Retail Bankruptcy Outlook for Second Half of 2011

This blog discusses the retail bankruptcy outlook for the second half of 2011 and the associated economic forces behind our outlook. Some of the major drivers that will impact retail bankruptcies include consumer confidence, continued unemployment, and rising commodity prices.

Consumer Confidence:

According to the Conference Board, the consumer confidence index declined 5.2 points in May. The proportion of consumers expecting business conditions to improve over the next six months declined, and those anticipating worsening conditions increased. Consumers appear to be more cautious when spending for clothing and other items, as rising gas and food prices take up a bigger chunk of their disposable income, raising some concern about a possible slowdown in sales over the summer and into the critical back-to-school period. 

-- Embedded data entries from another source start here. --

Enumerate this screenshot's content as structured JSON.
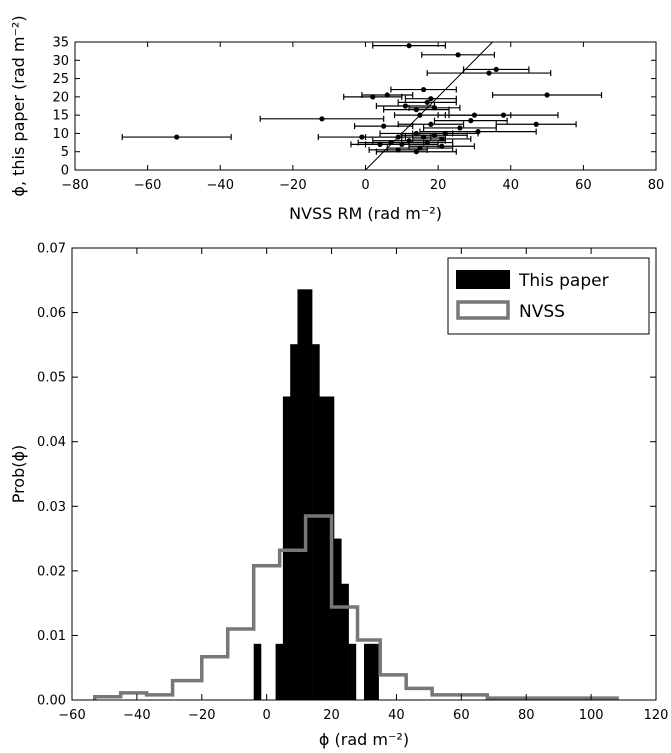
{
  "chart_data": [
    {
      "type": "scatter",
      "xlabel": "NVSS RM (rad m⁻²)",
      "ylabel": "ϕ, this paper (rad m⁻²)",
      "xlim": [
        -80,
        80
      ],
      "ylim": [
        0,
        35
      ],
      "xticks": [
        "−80",
        "−60",
        "−40",
        "−20",
        "0",
        "20",
        "40",
        "60",
        "80"
      ],
      "yticks": [
        "0",
        "5",
        "10",
        "15",
        "20",
        "25",
        "30",
        "35"
      ],
      "reference_line": {
        "label": "y = x",
        "x": [
          0,
          35
        ],
        "y": [
          0,
          35
        ]
      },
      "points": [
        {
          "x": 12,
          "y": 34,
          "xerr": 10
        },
        {
          "x": 25.5,
          "y": 31.5,
          "xerr": 10
        },
        {
          "x": 36,
          "y": 27.5,
          "xerr": 9
        },
        {
          "x": 34,
          "y": 26.5,
          "xerr": 17
        },
        {
          "x": 50,
          "y": 20.5,
          "xerr": 15
        },
        {
          "x": 16,
          "y": 22,
          "xerr": 9
        },
        {
          "x": 6,
          "y": 20.5,
          "xerr": 7
        },
        {
          "x": 2,
          "y": 20,
          "xerr": 8
        },
        {
          "x": 18,
          "y": 19.5,
          "xerr": 7
        },
        {
          "x": 17,
          "y": 18.5,
          "xerr": 8
        },
        {
          "x": 11,
          "y": 17.5,
          "xerr": 8
        },
        {
          "x": 19,
          "y": 17,
          "xerr": 7
        },
        {
          "x": 14,
          "y": 16.5,
          "xerr": 9
        },
        {
          "x": 15,
          "y": 15,
          "xerr": 7
        },
        {
          "x": 38,
          "y": 15,
          "xerr": 15
        },
        {
          "x": 30,
          "y": 15,
          "xerr": 10
        },
        {
          "x": -12,
          "y": 14,
          "xerr": 17
        },
        {
          "x": 29,
          "y": 13.5,
          "xerr": 10
        },
        {
          "x": 47,
          "y": 12.5,
          "xerr": 11
        },
        {
          "x": 18,
          "y": 12.5,
          "xerr": 9
        },
        {
          "x": 5,
          "y": 12,
          "xerr": 8
        },
        {
          "x": 26,
          "y": 11.5,
          "xerr": 10
        },
        {
          "x": 31,
          "y": 10.5,
          "xerr": 16
        },
        {
          "x": 22,
          "y": 10,
          "xerr": 9
        },
        {
          "x": 14,
          "y": 10,
          "xerr": 10
        },
        {
          "x": 19,
          "y": 9.5,
          "xerr": 9
        },
        {
          "x": 9,
          "y": 9,
          "xerr": 9
        },
        {
          "x": 16,
          "y": 9,
          "xerr": 6
        },
        {
          "x": -52,
          "y": 9,
          "xerr": 15
        },
        {
          "x": -1,
          "y": 9,
          "xerr": 12
        },
        {
          "x": 21,
          "y": 8.5,
          "xerr": 8
        },
        {
          "x": 12,
          "y": 8,
          "xerr": 10
        },
        {
          "x": 7,
          "y": 7.5,
          "xerr": 9
        },
        {
          "x": 17,
          "y": 7.5,
          "xerr": 7
        },
        {
          "x": 10,
          "y": 7,
          "xerr": 10
        },
        {
          "x": 4,
          "y": 7,
          "xerr": 8
        },
        {
          "x": 21,
          "y": 6.5,
          "xerr": 9
        },
        {
          "x": 15,
          "y": 6,
          "xerr": 9
        },
        {
          "x": 9,
          "y": 5.5,
          "xerr": 8
        },
        {
          "x": 14,
          "y": 5,
          "xerr": 11
        }
      ]
    },
    {
      "type": "histogram",
      "xlabel": "ϕ (rad m⁻²)",
      "ylabel": "Prob(ϕ)",
      "xlim": [
        -60,
        120
      ],
      "ylim": [
        0,
        0.07
      ],
      "xticks": [
        "−60",
        "−40",
        "−20",
        "0",
        "20",
        "40",
        "60",
        "80",
        "100",
        "120"
      ],
      "yticks": [
        "0.00",
        "0.01",
        "0.02",
        "0.03",
        "0.04",
        "0.05",
        "0.06",
        "0.07"
      ],
      "legend": {
        "location": "top-right",
        "entries": [
          "This paper",
          "NVSS"
        ]
      },
      "series": [
        {
          "name": "This paper",
          "style": "filled",
          "color": "#000000",
          "bin_width": 2.25,
          "bins": [
            {
              "left": -4.0,
              "value": 0.0087
            },
            {
              "left": 2.75,
              "value": 0.0087
            },
            {
              "left": 5.0,
              "value": 0.047
            },
            {
              "left": 7.25,
              "value": 0.0551
            },
            {
              "left": 9.5,
              "value": 0.0636
            },
            {
              "left": 11.75,
              "value": 0.0636
            },
            {
              "left": 14.0,
              "value": 0.0551
            },
            {
              "left": 16.25,
              "value": 0.047
            },
            {
              "left": 18.5,
              "value": 0.047
            },
            {
              "left": 20.75,
              "value": 0.025
            },
            {
              "left": 23.0,
              "value": 0.018
            },
            {
              "left": 25.25,
              "value": 0.0087
            },
            {
              "left": 30.0,
              "value": 0.0087
            },
            {
              "left": 32.25,
              "value": 0.0087
            }
          ]
        },
        {
          "name": "NVSS",
          "style": "step",
          "color": "#777777",
          "edges": [
            -53,
            -45,
            -37,
            -29,
            -20,
            -12,
            -4,
            4,
            12,
            20,
            28,
            35,
            43,
            51,
            60,
            68,
            76,
            84,
            92,
            100,
            108
          ],
          "values": [
            0.0005,
            0.0011,
            0.0008,
            0.003,
            0.0067,
            0.011,
            0.0208,
            0.0232,
            0.0285,
            0.0144,
            0.0093,
            0.0039,
            0.0018,
            0.0008,
            0.0008,
            0.0003,
            0.0003,
            0.0003,
            0.0003,
            0.0003
          ]
        }
      ]
    }
  ]
}
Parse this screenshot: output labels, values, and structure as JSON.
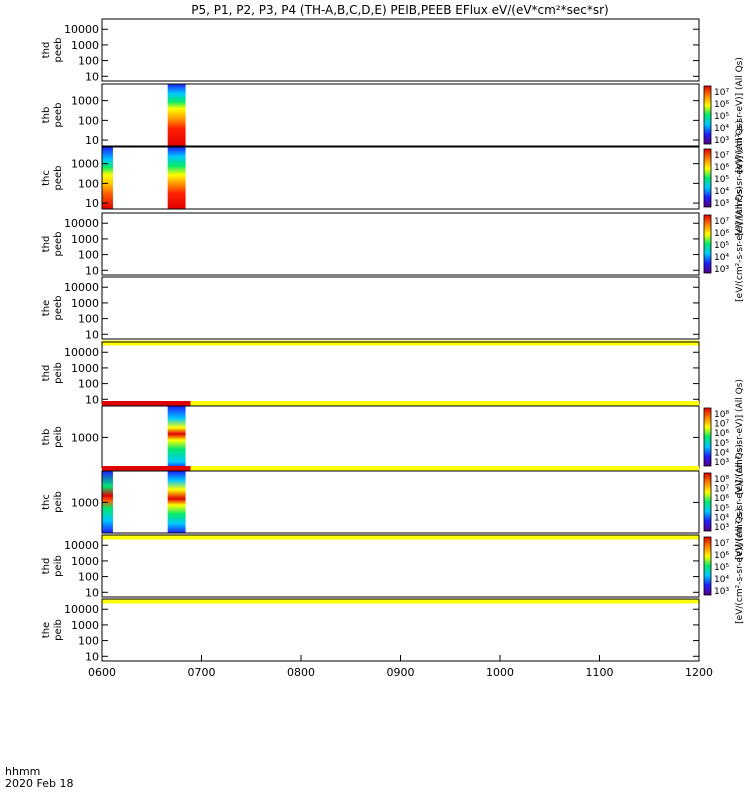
{
  "chart_data": {
    "type": "heatmap",
    "title": "P5, P1, P2, P3, P4 (TH-A,B,C,D,E) PEIB,PEEB EFlux eV/(eV*cm²*sec*sr)",
    "x_ticks": [
      "0600",
      "0700",
      "0800",
      "0900",
      "1000",
      "1100",
      "1200"
    ],
    "x_range": [
      600,
      1200
    ],
    "x_label": "hhmm",
    "date": "2020 Feb 18",
    "colormap": [
      "#5a0080",
      "#1e1eff",
      "#00c8ff",
      "#00e870",
      "#ffff00",
      "#ff8000",
      "#e00000"
    ],
    "panels": [
      {
        "line1": "thd",
        "line2": "peeb",
        "yticks": [
          "10000",
          "1000",
          "100",
          "10"
        ],
        "ylog": [
          5,
          45000
        ]
      },
      {
        "line1": "thb",
        "line2": "peeb",
        "yticks": [
          "1000",
          "100",
          "10"
        ],
        "ylog": [
          5,
          7000
        ],
        "blocks": [
          {
            "x": [
              666,
              684
            ],
            "stops": [
              [
                0,
                "#e00000"
              ],
              [
                0.28,
                "#ff2000"
              ],
              [
                0.45,
                "#ffa000"
              ],
              [
                0.6,
                "#ffff00"
              ],
              [
                0.72,
                "#00e870"
              ],
              [
                0.85,
                "#00c8ff"
              ],
              [
                1,
                "#1e1eff"
              ]
            ]
          }
        ],
        "colorbar": {
          "ticks": [
            "10⁷",
            "10⁶",
            "10⁵",
            "10⁴",
            "10³"
          ],
          "label": "[eV/(cm²-s-sr-eV)] (All Qs)"
        }
      },
      {
        "line1": "thc",
        "line2": "peeb",
        "yticks": [
          "1000",
          "100",
          "10"
        ],
        "ylog": [
          5,
          7000
        ],
        "blocks": [
          {
            "x": [
              600,
              611
            ],
            "stops": [
              [
                0,
                "#e00000"
              ],
              [
                0.25,
                "#ff6000"
              ],
              [
                0.4,
                "#ffc000"
              ],
              [
                0.55,
                "#ffff00"
              ],
              [
                0.68,
                "#00e870"
              ],
              [
                0.8,
                "#00c8ff"
              ],
              [
                1,
                "#1e1eff"
              ]
            ]
          },
          {
            "x": [
              666,
              684
            ],
            "stops": [
              [
                0,
                "#e00000"
              ],
              [
                0.25,
                "#ff2000"
              ],
              [
                0.4,
                "#ff9000"
              ],
              [
                0.55,
                "#ffff00"
              ],
              [
                0.7,
                "#00e870"
              ],
              [
                0.85,
                "#00c8ff"
              ],
              [
                1,
                "#1e1eff"
              ]
            ]
          }
        ],
        "colorbar": {
          "ticks": [
            "10⁷",
            "10⁶",
            "10⁵",
            "10⁴",
            "10³"
          ],
          "label": "[eV/(cm²-s-sr-eV)] (All Qs)"
        }
      },
      {
        "line1": "thd",
        "line2": "peeb",
        "yticks": [
          "10000",
          "1000",
          "100",
          "10"
        ],
        "ylog": [
          5,
          45000
        ],
        "colorbar": {
          "ticks": [
            "10⁷",
            "10⁶",
            "10⁵",
            "10⁴",
            "10³"
          ],
          "label": "[eV/(cm²-s-sr-eV)] (All Qs)"
        }
      },
      {
        "line1": "the",
        "line2": "peeb",
        "yticks": [
          "10000",
          "1000",
          "100",
          "10"
        ],
        "ylog": [
          5,
          45000
        ],
        "bottom_bars": [
          {
            "x": [
              600,
              1200
            ],
            "color": "#ffff00"
          }
        ]
      },
      {
        "line1": "thd",
        "line2": "peib",
        "yticks": [
          "10000",
          "1000",
          "100",
          "10"
        ],
        "ylog": [
          5,
          45000
        ]
      },
      {
        "line1": "thb",
        "line2": "peib",
        "yticks": [
          "1000"
        ],
        "ylog": [
          150,
          7000
        ],
        "top_bars": [
          {
            "x": [
              600,
              689
            ],
            "color": "#e00000"
          },
          {
            "x": [
              689,
              1200
            ],
            "color": "#ffff00"
          }
        ],
        "blocks": [
          {
            "x": [
              666,
              684
            ],
            "stops": [
              [
                0,
                "#1e1eff"
              ],
              [
                0.1,
                "#00c8ff"
              ],
              [
                0.3,
                "#00e870"
              ],
              [
                0.45,
                "#ffff00"
              ],
              [
                0.55,
                "#e00000"
              ],
              [
                0.65,
                "#ffff00"
              ],
              [
                0.8,
                "#00c8ff"
              ],
              [
                1,
                "#1e1eff"
              ]
            ]
          }
        ],
        "colorbar": {
          "ticks": [
            "10⁸",
            "10⁷",
            "10⁶",
            "10⁵",
            "10⁴",
            "10³"
          ],
          "label": "[eV/(cm²-s-sr-eV)] (All Qs)"
        }
      },
      {
        "line1": "thc",
        "line2": "peib",
        "yticks": [
          "1000"
        ],
        "ylog": [
          150,
          7000
        ],
        "top_bars": [
          {
            "x": [
              600,
              689
            ],
            "color": "#e00000"
          },
          {
            "x": [
              689,
              1200
            ],
            "color": "#ffff00"
          }
        ],
        "blocks": [
          {
            "x": [
              600,
              611
            ],
            "stops": [
              [
                0,
                "#1e1eff"
              ],
              [
                0.2,
                "#00c8ff"
              ],
              [
                0.4,
                "#00e870"
              ],
              [
                0.52,
                "#ff6000"
              ],
              [
                0.6,
                "#e00000"
              ],
              [
                0.75,
                "#00e870"
              ],
              [
                1,
                "#1e1eff"
              ]
            ]
          },
          {
            "x": [
              666,
              684
            ],
            "stops": [
              [
                0,
                "#1e1eff"
              ],
              [
                0.15,
                "#00c8ff"
              ],
              [
                0.3,
                "#00e870"
              ],
              [
                0.45,
                "#ffff00"
              ],
              [
                0.55,
                "#e00000"
              ],
              [
                0.7,
                "#ffff00"
              ],
              [
                0.85,
                "#00c8ff"
              ],
              [
                1,
                "#1e1eff"
              ]
            ]
          }
        ],
        "bottom_bars": [
          {
            "x": [
              600,
              1200
            ],
            "color": "#ffff00"
          }
        ],
        "colorbar": {
          "ticks": [
            "10⁸",
            "10⁷",
            "10⁶",
            "10⁵",
            "10⁴",
            "10³"
          ],
          "label": "[eV/(cm²-s-sr-eV)] (All Qs)"
        }
      },
      {
        "line1": "thd",
        "line2": "peib",
        "yticks": [
          "10000",
          "1000",
          "100",
          "10"
        ],
        "ylog": [
          5,
          45000
        ],
        "bottom_bars": [
          {
            "x": [
              600,
              1200
            ],
            "color": "#ffff00"
          }
        ],
        "colorbar": {
          "ticks": [
            "10⁷",
            "10⁶",
            "10⁵",
            "10⁴",
            "10³"
          ],
          "label": "[eV/(cm²-s-sr-eV)] (All Qs)"
        }
      },
      {
        "line1": "the",
        "line2": "peib",
        "yticks": [
          "10000",
          "1000",
          "100",
          "10"
        ],
        "ylog": [
          5,
          45000
        ]
      }
    ]
  }
}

Rising Inflation and Commodity Costs:

The U.S. inflation rate raced to 3.2% for the 12 months ending April 2011, a two and a half year high, as gasoline and food prices spiked. The rapid increase in inflation has left wages trailing. Many Americans are now worried about the squeeze on their personal finances and are cutting spending to cope with rising prices. Average hourly earnings, when adjusted for inflation, have dropped 1.2% for the trailing 12 months ending April 2011. In addition, due to rising prices of commodities from cotton to copper, retailers are being forced to pass along some of these higher costs, which is likely to dampen retail sales.

Continued Unemployment:

As discussed in our October 2010 blog, the unemployment rate is a very strong indicator of retail sales. Currently, unemployment levels remain high at 9.1%, and job creation remains low. According to the ADP payroll report released on June 1, only 38,000 jobs in the nonfarm private-business sector were created in May (78% less than forecast). The poor employment numbers will potentially restrain consumers from making impulse purchases thereby constraining retail sales. In fact, major retail chains reported a modest 4.9% gain in sales last month compared with a year earlier, below analysts’ predictions of a 5.4% rise, according to Thomson Reuters’ tally of 24 retailers released on June 2.


Over the past year, many retailers have restructured their operations and balance sheets and are generally healthier than they were a year ago. As a result, we think that the number of retail bankruptcy filings in the second half of this year will likely be similar to last year. While inflation and raw material price increases will negatively affect retailers’ profitability margins, this likely will not result in a large number of bankruptcies. However, if margin pressures are too high and costs increase beyond recent estimates for the second half of the year, we believe retailers in the apparel, furniture and restaurant sectors will be at the highest risk. For example, in the restaurant sector, we have already seen the fast food chain Sbarro file for bankruptcy, along with several other restaurant franchisees. In addition, with the slow housing market recovery, furniture retailers have suffered a great deal, and this trend looks like it will continue.

Do you think the number of retail bankruptcy filings in the 2nd half of 2011 will increase over last year?